US downs rockets fired at Kabul airport
Rocket fire, apparently targeting Kabul’s international airport, struck a nearby neighbourhood on Monday, the eve of the deadline for American troops to withdraw from the country’s longest war after the Taliban takeover of Afghanistan.
The rockets did not halt the steady stream of US military C-17 cargo jets taking off and landing at Hamid Karzai International Airport in the Afghan capital. No group immediately claimed responsibility for the attack. Last week, the IS group launched a devastating suicide bombing at one of the airport gates that killed at least 169 Afghans and 13 US service members.
Since the suicide bombing, the Taliban have tightened security cordon around the airfield, with their fighters seen just up to the last fencing separating them from the runway.

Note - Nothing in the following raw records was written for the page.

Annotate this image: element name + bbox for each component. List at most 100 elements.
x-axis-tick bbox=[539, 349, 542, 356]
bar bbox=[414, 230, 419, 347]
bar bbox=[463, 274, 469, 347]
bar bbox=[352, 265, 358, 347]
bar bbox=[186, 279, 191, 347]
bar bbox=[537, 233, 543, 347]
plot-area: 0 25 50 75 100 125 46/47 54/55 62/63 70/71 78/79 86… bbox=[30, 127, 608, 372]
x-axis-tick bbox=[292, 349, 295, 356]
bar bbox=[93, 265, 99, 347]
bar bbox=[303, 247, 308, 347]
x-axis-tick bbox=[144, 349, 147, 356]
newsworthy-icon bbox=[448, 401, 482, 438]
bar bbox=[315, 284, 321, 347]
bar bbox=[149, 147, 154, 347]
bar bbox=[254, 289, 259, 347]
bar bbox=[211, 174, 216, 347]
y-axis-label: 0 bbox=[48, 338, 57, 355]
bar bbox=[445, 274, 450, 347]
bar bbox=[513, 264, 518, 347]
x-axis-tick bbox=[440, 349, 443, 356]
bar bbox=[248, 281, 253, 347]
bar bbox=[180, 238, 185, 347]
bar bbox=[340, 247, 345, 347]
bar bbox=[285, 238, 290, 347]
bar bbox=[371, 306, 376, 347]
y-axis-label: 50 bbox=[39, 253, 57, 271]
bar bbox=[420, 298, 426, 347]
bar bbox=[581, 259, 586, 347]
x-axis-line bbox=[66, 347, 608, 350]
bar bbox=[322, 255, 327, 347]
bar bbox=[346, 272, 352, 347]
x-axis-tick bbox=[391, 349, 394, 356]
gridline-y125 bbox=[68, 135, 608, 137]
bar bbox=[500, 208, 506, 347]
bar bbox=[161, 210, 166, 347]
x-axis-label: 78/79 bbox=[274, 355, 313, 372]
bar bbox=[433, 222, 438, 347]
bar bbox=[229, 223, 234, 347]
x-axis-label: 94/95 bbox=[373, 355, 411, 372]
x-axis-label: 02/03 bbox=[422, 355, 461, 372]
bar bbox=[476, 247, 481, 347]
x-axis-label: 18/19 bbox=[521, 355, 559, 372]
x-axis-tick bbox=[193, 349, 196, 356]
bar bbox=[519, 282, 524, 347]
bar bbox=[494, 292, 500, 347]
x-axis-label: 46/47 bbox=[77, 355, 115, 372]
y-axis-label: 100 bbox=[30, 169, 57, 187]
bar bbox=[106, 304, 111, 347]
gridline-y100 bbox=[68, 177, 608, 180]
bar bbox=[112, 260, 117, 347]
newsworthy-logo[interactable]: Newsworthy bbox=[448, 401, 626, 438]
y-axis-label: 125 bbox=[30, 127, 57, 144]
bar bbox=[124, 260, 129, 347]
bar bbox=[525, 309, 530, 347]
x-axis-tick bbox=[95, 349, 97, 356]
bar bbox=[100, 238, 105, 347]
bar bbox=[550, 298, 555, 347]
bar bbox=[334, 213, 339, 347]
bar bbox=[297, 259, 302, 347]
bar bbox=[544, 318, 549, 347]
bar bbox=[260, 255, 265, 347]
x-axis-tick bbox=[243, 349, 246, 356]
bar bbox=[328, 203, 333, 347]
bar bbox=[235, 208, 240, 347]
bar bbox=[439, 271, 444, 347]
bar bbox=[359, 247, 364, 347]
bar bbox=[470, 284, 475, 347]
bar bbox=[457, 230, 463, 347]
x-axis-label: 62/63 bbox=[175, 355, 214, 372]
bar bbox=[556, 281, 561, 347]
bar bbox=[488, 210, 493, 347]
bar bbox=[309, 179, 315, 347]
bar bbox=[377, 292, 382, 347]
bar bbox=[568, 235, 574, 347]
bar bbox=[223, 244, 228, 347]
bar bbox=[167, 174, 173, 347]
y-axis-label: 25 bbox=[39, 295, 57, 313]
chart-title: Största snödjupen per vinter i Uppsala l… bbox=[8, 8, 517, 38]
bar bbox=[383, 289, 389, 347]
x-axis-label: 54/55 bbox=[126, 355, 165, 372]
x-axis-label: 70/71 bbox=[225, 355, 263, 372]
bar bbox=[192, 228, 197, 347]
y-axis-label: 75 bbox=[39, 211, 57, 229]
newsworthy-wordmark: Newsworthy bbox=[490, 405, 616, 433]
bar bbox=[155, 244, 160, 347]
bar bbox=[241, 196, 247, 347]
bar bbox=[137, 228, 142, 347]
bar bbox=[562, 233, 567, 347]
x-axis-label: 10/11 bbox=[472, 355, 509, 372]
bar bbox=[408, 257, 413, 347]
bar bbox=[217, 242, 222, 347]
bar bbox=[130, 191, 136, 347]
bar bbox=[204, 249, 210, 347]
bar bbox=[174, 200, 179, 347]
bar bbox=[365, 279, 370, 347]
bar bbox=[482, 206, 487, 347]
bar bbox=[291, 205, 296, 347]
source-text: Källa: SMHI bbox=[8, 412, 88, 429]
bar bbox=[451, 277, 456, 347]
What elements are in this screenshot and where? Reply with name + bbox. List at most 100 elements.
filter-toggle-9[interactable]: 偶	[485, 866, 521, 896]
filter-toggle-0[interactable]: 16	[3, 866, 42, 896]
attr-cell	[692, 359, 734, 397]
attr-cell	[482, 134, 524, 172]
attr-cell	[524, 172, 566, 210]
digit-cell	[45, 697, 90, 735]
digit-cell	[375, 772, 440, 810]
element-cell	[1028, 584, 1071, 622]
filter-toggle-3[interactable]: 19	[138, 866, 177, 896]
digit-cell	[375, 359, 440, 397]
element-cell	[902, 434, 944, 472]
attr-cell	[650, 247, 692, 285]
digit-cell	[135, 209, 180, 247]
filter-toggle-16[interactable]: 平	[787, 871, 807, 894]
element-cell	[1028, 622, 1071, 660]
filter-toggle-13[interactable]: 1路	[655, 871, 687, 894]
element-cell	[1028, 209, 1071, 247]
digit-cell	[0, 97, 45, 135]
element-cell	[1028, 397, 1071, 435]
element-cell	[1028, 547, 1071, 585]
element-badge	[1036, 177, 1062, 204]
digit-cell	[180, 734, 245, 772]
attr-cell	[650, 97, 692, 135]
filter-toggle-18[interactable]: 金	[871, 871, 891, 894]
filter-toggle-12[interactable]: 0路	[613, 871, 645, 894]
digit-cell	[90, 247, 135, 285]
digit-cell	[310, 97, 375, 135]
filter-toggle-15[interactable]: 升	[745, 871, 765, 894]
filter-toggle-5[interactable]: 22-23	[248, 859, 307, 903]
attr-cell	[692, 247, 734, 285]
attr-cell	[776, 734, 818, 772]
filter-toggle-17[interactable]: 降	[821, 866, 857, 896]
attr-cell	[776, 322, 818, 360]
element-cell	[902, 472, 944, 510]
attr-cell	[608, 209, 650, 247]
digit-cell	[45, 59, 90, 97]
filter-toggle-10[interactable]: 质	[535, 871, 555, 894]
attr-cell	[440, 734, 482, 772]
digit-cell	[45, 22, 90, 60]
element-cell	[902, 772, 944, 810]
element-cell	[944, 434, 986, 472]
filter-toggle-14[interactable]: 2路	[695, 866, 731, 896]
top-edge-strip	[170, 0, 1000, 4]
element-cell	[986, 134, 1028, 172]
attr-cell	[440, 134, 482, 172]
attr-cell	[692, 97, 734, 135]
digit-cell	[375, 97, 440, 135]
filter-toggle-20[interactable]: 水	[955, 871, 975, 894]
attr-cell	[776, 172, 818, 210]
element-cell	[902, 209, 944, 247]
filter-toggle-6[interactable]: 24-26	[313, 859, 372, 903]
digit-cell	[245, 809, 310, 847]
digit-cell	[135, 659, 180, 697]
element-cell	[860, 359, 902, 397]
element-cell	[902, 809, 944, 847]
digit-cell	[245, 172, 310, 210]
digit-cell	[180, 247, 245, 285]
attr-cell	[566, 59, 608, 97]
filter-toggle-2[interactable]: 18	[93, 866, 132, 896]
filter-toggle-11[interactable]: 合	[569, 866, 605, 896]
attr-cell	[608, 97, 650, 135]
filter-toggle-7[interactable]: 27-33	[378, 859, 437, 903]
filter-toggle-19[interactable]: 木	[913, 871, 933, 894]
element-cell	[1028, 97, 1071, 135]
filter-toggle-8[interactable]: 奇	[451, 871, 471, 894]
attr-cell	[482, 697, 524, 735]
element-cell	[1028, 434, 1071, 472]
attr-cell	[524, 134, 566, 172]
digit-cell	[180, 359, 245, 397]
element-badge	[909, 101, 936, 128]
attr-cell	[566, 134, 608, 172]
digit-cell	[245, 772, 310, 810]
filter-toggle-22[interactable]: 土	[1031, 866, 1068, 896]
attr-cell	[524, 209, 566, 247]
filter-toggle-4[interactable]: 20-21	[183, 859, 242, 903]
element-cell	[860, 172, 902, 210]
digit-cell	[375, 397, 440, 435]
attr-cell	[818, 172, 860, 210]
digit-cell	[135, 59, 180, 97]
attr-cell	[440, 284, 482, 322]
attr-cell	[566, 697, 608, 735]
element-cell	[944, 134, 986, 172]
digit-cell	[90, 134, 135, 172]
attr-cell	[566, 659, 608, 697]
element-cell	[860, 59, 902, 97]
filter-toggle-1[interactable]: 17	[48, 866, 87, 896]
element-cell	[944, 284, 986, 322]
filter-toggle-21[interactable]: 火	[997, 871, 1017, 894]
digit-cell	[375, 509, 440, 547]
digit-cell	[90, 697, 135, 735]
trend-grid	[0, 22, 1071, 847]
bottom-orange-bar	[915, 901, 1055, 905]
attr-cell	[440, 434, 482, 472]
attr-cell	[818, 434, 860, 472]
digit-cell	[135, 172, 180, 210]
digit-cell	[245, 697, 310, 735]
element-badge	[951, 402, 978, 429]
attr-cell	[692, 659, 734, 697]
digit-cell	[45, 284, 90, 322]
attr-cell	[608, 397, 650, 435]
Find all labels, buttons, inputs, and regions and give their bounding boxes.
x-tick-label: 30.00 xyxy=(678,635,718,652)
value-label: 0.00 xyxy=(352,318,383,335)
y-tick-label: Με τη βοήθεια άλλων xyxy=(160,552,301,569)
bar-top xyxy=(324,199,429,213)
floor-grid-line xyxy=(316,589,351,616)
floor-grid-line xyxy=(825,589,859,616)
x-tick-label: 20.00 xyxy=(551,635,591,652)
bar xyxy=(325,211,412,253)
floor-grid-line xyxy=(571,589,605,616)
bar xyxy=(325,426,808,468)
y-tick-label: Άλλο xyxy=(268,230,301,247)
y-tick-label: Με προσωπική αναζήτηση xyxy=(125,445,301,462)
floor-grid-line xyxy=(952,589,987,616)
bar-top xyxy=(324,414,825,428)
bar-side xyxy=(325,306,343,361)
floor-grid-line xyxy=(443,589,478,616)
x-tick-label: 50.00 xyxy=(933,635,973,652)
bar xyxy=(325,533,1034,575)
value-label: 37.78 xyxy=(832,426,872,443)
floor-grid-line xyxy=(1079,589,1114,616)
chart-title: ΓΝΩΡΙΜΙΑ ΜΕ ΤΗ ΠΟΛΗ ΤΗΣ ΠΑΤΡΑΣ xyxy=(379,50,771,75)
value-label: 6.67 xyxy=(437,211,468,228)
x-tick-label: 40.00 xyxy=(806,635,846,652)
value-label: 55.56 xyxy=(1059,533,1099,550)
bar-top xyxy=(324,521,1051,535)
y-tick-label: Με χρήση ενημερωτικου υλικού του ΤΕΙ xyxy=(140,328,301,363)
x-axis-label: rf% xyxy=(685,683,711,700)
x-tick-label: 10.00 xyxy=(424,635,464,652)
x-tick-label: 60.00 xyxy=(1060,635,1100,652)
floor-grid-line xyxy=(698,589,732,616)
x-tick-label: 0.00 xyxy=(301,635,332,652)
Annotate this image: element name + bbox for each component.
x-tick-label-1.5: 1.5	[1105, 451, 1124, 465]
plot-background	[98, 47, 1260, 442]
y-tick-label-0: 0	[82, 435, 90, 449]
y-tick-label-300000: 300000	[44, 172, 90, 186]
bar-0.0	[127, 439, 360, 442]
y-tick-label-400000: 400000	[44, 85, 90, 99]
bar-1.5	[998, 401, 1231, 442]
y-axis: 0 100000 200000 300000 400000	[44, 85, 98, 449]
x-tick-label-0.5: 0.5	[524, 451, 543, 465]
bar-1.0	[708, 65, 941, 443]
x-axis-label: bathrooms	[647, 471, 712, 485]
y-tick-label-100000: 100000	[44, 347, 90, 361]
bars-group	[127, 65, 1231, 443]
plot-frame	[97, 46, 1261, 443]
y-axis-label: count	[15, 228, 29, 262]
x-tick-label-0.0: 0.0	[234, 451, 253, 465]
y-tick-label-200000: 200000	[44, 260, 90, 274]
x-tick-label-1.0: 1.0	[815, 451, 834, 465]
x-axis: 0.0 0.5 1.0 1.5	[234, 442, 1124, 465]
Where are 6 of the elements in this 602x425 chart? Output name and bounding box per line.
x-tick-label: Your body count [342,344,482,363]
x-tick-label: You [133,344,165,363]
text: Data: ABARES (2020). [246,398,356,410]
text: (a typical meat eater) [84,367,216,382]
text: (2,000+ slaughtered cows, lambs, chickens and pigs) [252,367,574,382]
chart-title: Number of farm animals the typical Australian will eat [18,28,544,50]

In the capital’s Chahr-e-Shaheed neighbourhood, a crowd quickly gathered around the remains of a four-door sedan used by the attackers, which had what appeared to be six homemade rocket tubes mounted where the backseat should be.
“I was inside the house with my children and other family members, suddenly there were some blasts,” said Jaiuddin Khan, who lives nearby. “We jumped into the house compound and lay on the ground.”
The rockets landed across town in Kabul’s Salim Karwan neighbourhood, striking residential apartment blocks, witnesses said.
In Washington, Capt Bill Urban, spokesman for the US military’s Central Command, said there were no US casualties. He said US forces used a defensive weapon known by the acronym C-RAM, a counter-rocket, artillery and mortar system, in response to the attack. It targeted the rockets in a whirling hail of ammunition, Urban said.
He said the Kabul airfield remains operational as the evacuation continued on Monday.
The United States is aware of reports of civilian casualties in Kabul following its drone strike on an explosive-laden vehicle headed towards the Hamid Karzai International Airport, the Pentagon said.
“We are aware of reports of civilian casualties following our strike on a vehicle in Kabul today,” Capt Bill Urban, spokesman of the US Central
Command, said.
“We are still assessing the results of this strike, which we know disrupted an imminent ISIS-K threat to the airport,” he added.
Urban said the US would be deeply saddened by any potential loss of innocent life in the strike.
“We know that there were substantial and powerful subsequent explosions resulting from the destruction of the vehicle, indicating a large amount of explosive material inside that may have caused additional casualties. It is unclear what may have happened, and we are investigating further,” he said.
At least 10 people, including children, were killed in the US airstrike that took place in Kabul on Sunday, stated a report.